UNITED NATIONS (AP) — The U.N. Security Council called for an end to the intensifying and expanding conflict in Ethiopia on Friday, and for unhindered access for humanitarian aid to tackle the world’s worst hunger crisis in a decade in the war-torn Tigray region.
The U.N.’s most powerful body called on all parties to refrain “from inflammatory hate speech and incitement to violence and divisiveness.”
Council members called on the parties “to put an end to hostilities and to negotiate a lasting cease-fire, and for the creation of conditions for the start of an inclusive Ethiopian national dialogue to resolve the crisis and create the foundation for peace and stability throughout the country.“
The press statement was approved by the 15 council members the day after the first anniversary of the war in the northern Tigray region that has killed thousands of people and displaced millions. It was only the council’s second statement on the conflict, and the first to call for an immediate cessation of hostilities.
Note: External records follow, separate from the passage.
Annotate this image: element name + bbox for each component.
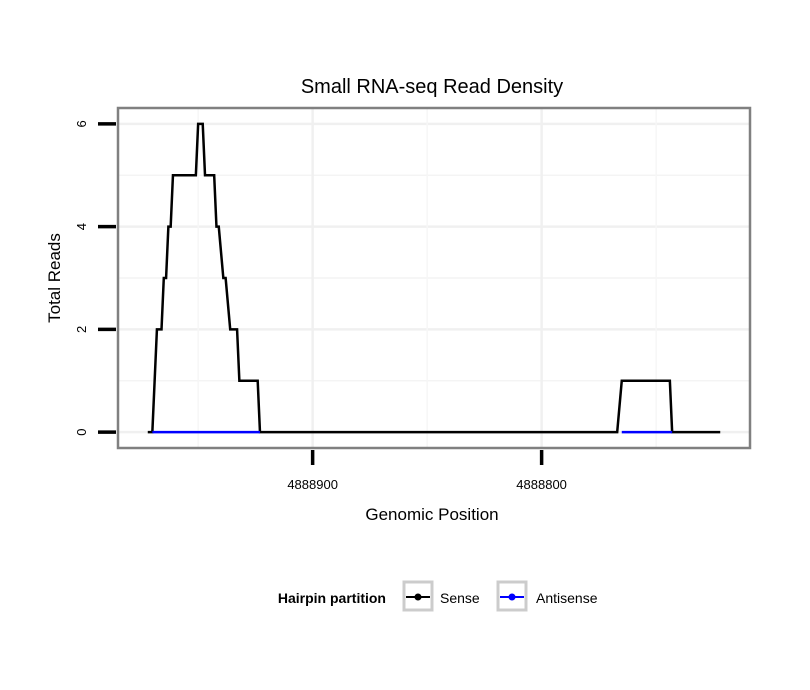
- chart-title: Small RNA-seq Read Density: [301, 76, 563, 98]
- y-tick-label: 4: [74, 223, 89, 230]
- grid: [118, 108, 750, 448]
- x-axis-label: Genomic Position: [365, 505, 498, 524]
- y-axis-label: Total Reads: [45, 233, 64, 323]
- y-tick-label: 0: [74, 428, 89, 435]
- series-line-sense: [147, 122, 721, 434]
- y-tick-label: 2: [74, 326, 89, 333]
- legend-label-sense: Sense: [440, 590, 480, 606]
- series-layer: [147, 122, 721, 434]
- legend: Hairpin partition Sense Antisense: [278, 580, 598, 612]
- plot-panel-border: [116, 106, 752, 450]
- x-tick-label: 4888900: [287, 477, 338, 492]
- legend-label-antisense: Antisense: [536, 590, 598, 606]
- legend-point-antisense: [508, 593, 516, 601]
- legend-title: Hairpin partition: [278, 590, 386, 606]
- x-tick-label: 4888800: [516, 477, 567, 492]
- legend-point-sense: [414, 593, 422, 601]
- y-tick-label: 6: [74, 120, 89, 127]
- axes: 0 2 4 6 4888900 4888800: [74, 120, 567, 492]
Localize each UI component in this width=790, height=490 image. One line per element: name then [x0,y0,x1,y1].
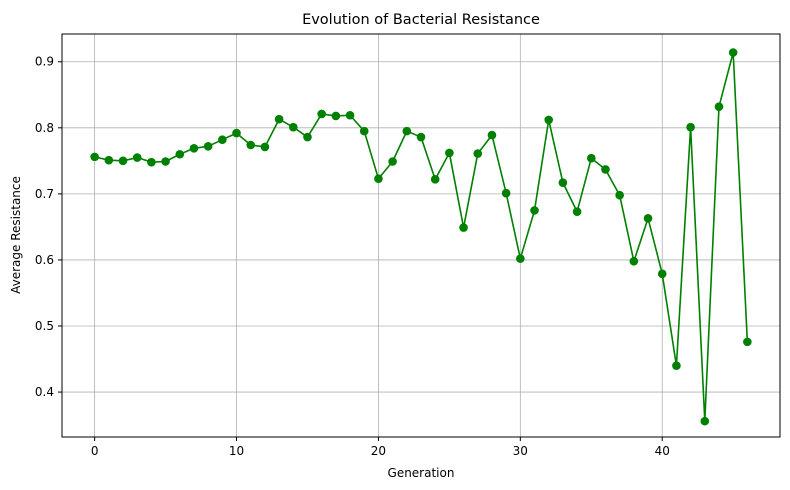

In recent weeks, the conflict has expanded, with Tigray forces seizing key cities on a major highway leading to Ethiopia’s capital, Addis Ababa, and linking up with another armed group, the Oromo Liberation Army, with which it struck an alliance in August.
Months of political tensions between Ethiopian President Abiy Ahmed’s government and the Tigray leaders who once dominated Ethiopia’s government exploded into war last November. Following some of the fiercest fighting of the conflict, Ethiopia soldiers fled the Tigray capital, Mekele, in June. Facing the current Tigray offensive, president Abiy declared a national state of emergency with sweeping detention powers on Tuesday.
The Tigray forces say they are pressuring Ethiopia’s government to lift a deadly months-long blockade on their region of around 6 million people, where basic services have been cut off and humanitarian food and medical aid are denied.
U.N. Secretary-General Antonio Guterres said last month that at least 5.2 million people in the region need humanitarian assistance including at least 400,000 “living in famine-like conditions.” Child malnutrition levels are now at the same level as they were at the start of the 2011 famine in Somalia, he warned.